How best to test for safety and efficacy and deploy genetically modified (GM) mosquitoes is a development and evaluation project of significant scope. Taking advantage of the open field releases conducted in Cayman Islands, Malaysia and Brazil between 2009 and 2011, the investigators of a TDR-funded project are establishing best-practice guidance in 7 modules on importation, deployment and monitoring of genetically modified mosquitoes designed for the control of malaria and dengue.

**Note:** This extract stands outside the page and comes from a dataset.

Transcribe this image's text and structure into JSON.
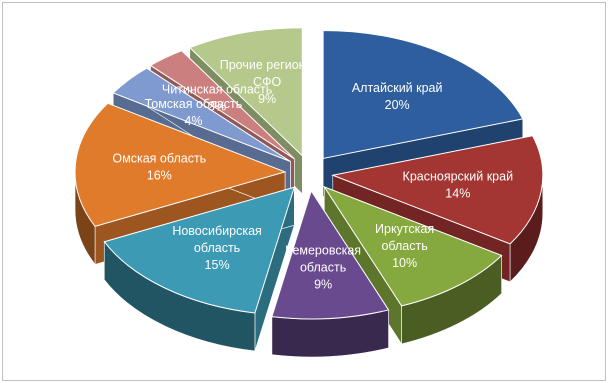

In addition, a guidance document for testing GM mosquitoes for efficacy and safety and addressing regulatory and ethical, social and cultural issues is being finalized as the result of a TDR and U.S. Foundation of the National Institutes of Health partnership.

Combined targeted breeding containers and insecticide-treated materials interventions

How best to manage mosquito breeding containers and use insecticide-treated materials for dengue vector control is the focus of this research being done in Thailand, Viet Nam, Guatemala and Brazil.


Integrated malaria vector control packages

To support national control activities and identify improvements, ongoing malaria control programmes in Cameroon, Kenya and Mali have been evaluated by local investigators on the effectiveness of their vector control approaches. Improvements and corrective measures have been recommended to the national malaria control programmes and donors for implementation and evaluation of the vector control strategies based on country-specific data.

A TDR network is using field and laboratory research to monitor resistance to insecticides in malaria vectors, characterize resistance mechanisms, determine its impact on vector control, and provide guidance to countries for resistance management. The network consists of seven partners comprised of one European (United Kingdom) and six African institutes (Angola, Benin, Burkina Faso, Chad, Sudan and South Africa). The network has identified 20 sentinel sites (four in each country) in five African countries for biannual monitoring with five insecticides (permethrin, deltamethrin, fenitrothion, DDT and bendiocarb). The project also contributes to building research capacity in the countries.